Мужичонка обескураженно и неловко отвернулся, и все враз замолчали. Старик Вяленый сидел неподвижно, уронив голову на грудь и сопя, как будто уснул. Чалый внимательно и несколько тревожно вгляделся в его лицо, а затем мерно продолжил:
– Однажды Вяленый вообще бля опозорился – чего-то там перепутал, на хуй, и забурился в испанскую тюрьму, а там сидел этот писатель, который Дон Кихота написал – ну знаешь, такой бля тощий урод со шпагой, его из чугуна льют… Как же его, блядь, звали-то, этого испанца… Как-то солидно. Домушников еще так зовут. То ли Гардероб, то ли Шифонер…

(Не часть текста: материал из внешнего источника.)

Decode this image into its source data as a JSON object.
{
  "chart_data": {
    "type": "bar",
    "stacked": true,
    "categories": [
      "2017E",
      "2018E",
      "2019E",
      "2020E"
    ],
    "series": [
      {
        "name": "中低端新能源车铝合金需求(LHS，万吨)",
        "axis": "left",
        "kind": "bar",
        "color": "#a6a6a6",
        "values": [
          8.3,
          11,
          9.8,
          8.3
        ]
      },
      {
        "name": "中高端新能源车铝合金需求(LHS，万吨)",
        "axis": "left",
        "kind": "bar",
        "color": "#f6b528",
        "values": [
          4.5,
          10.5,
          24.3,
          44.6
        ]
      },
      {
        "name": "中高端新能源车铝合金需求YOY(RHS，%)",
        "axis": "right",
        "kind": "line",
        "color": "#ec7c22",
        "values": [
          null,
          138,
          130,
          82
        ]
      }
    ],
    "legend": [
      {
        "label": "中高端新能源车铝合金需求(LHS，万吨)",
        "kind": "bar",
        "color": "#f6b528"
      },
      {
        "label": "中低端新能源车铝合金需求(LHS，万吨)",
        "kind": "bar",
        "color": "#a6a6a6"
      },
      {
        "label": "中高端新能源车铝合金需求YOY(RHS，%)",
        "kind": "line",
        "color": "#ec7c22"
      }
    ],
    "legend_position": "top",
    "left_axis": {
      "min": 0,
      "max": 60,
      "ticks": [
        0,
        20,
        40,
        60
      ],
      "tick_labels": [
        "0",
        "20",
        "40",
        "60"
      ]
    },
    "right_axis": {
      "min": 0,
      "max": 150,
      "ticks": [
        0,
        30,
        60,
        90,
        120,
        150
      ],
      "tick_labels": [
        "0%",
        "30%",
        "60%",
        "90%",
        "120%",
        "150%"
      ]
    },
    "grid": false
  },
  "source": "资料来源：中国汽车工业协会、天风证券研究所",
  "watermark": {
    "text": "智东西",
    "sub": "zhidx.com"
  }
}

– Сервантес? – вежливо подсказал Миша.
– Вот! Точно. Сервантес, правильно. И чего-то они там поругались. Вяленому его книжка не понравилась ни хуя, вот он и завелся. Не любит он, когда над добрыми людьми издеваются, хотя бы даже в книжке. Ну он и говорит ему типа, если тебя в тюрьму посадили, зачем в книжке хорошего человека обсирать. Сажали, и будут, мол, сажать, подумаешь, обиделся! На обиженных хуй кладут! Сидишь – и сиди себе, терпи, а доброго человека не трави, даже и в книжке, хуевое это занятие! Твою, говорит, книжку потом на другие языки переведут, и все будут читать и думать, что добрые люди только на то и годятся, чтобы их чмонала всякая падла, кому не лень. А Сервантес ему говорит: это мол я не то чтобы конкретно, а вообще, типа, язвы общества открываю, чтобы всем было видать. А Вяленый взбеленился совсем и говорит: язвы, мол, лечить надо, а не открывать. Оттого, что ты их всем откроешь, от этого легче не станет. Ну, Сервантес тоже обиделся в конце концов, и говорит: открыть – это значит наполовину вылечить. Еще какую-то хуйню сказал на этой, как ее… на латыни.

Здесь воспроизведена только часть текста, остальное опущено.